5) "My training regime was perfect. I had an army of specialists – physios, sports psychologists, doctors, hypnotists. You name it, I had it. I even built my own hyperbaric chamber just to squeeze an extra 1 percent from my recovery sessions. Finally, I was consistent. I did the hard work. I didn’t miss one training session, I didn’t miss one meal and I didn’t miss one minute of any recovery session. In short, I was perfect, and I was perfect for two years. I had to be. For all that work and sacrifice I was rewarded with a perfect two-week performance at World’s Strongest Man 2017. " -- Eddie Hall, 2017 World’s Strongest Man and one-time world deadlift record holder.
6) "I've missed more than 9,000 shots in my career. I've lost almost 300 games. Twenty-six times, I've been trusted to take the game-winning shot and missed. I've failed over and over and over again in my life. And that is why I succeed." -- Michael Jordan
7) "Elon Musk typically works 80–90-hour weeks blocked out in 5-minute increments. He sleeps 6 hours per night, often sets aside 5 minutes to gulp down his lunch, and spends ‘quality time’ with his kids when he’s handling emails." -- Elon Musk is currently the world’s richest man:
8) "In swimming, when you miss one day of training, it takes you two days to get back. In six years, I never missed a single day. It made me better than athletes who took a Sunday off. But now that I am out of the pool, if I go back again, I don’t feel the same. I have lost it. So no comebacks." -- Michael Phelps, 23-time gold medal-winning swimmer.

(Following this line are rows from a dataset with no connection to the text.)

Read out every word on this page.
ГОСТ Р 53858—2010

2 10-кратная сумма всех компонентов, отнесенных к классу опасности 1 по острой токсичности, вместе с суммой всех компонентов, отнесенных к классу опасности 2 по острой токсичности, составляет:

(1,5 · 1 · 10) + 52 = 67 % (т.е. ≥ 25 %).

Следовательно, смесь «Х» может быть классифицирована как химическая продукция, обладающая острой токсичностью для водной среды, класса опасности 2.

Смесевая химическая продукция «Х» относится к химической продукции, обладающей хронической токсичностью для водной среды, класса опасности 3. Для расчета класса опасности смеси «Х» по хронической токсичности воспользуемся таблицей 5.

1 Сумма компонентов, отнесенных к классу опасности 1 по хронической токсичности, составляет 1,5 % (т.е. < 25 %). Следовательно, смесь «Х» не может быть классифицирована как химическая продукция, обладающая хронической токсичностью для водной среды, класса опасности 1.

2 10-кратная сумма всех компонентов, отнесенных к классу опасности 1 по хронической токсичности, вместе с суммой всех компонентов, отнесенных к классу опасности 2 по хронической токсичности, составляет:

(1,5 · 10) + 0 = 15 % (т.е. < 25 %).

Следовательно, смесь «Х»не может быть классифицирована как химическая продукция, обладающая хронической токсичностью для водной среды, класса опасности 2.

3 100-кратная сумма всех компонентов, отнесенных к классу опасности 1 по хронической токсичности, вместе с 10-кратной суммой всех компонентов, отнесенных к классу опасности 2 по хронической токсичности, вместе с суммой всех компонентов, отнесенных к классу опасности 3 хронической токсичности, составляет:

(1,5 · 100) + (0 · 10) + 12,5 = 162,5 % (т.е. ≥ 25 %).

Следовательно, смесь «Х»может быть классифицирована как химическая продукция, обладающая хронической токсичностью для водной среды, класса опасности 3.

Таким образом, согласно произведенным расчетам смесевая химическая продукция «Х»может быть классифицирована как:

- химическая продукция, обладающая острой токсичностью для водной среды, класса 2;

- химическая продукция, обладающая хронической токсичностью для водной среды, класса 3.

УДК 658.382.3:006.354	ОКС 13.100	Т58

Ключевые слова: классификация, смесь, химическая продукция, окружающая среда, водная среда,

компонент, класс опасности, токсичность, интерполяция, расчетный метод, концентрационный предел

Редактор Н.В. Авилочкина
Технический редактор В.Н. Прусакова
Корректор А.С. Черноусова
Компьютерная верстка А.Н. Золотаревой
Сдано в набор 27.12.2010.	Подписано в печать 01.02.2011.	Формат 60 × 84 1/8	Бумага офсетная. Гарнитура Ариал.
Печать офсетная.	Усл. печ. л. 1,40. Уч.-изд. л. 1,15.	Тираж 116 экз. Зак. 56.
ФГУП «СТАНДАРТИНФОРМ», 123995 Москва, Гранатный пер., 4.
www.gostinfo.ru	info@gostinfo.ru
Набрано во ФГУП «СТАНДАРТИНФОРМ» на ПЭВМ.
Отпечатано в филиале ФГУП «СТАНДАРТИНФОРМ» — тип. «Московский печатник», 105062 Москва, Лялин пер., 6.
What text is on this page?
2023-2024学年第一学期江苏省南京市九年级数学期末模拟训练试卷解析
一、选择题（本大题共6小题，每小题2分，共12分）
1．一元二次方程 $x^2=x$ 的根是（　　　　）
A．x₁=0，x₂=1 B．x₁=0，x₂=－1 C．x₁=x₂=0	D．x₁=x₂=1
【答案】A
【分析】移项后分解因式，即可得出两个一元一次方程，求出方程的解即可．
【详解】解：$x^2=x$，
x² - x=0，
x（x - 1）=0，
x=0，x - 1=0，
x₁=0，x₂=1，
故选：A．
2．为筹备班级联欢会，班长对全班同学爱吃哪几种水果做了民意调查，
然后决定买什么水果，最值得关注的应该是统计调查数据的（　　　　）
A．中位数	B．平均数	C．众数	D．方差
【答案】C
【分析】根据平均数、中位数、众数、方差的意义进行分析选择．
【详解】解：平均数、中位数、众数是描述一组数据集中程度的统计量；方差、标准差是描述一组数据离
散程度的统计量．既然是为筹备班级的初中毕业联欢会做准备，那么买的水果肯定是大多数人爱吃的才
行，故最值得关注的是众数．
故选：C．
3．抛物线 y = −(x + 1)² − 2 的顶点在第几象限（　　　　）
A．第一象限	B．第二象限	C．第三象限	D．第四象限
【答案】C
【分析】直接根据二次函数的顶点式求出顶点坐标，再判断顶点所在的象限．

9) "Even as a boy, he bought candy by the pound, divided it into small portions, then sold it at a tidy profit to his siblings. By age seven, encouraged by his mother, he was dropping gold, silver, and copper coins that he earned into a blue china bowl on the mantel... John (Rockefeller’s) first business coup came at age seven when he shadowed a turkey hen as it waddled off into the woods, raided its nest, and raised the chicks for sale. To spur his enterprise, Eliza gave him milk curds to feed the turkeys, and the next year he raised an even larger brood. As an old man, Rockefeller said, ‘To this day, I enjoy the sight of a flock of turkeys, and never miss an opportunity of studying them.’" -- From Titan: The Life of John D. Rockefeller, Sr.. Rockefeller was the world’s first billionaire and by some accounts, his net worth was 2% of the entire country’s wealth at one point.
10) "(Arnold Schwarzenegger) became so dedicated to bodybuilding, he began breaking into his local gym on the weekends when it was closed so he could train: ‘It would make me sick to miss a workout… I knew I couldn’t look at myself in the mirror the next morning if I didn’t do it." -- Arnold Schwarzenegger won Mr. Olympia 7 times.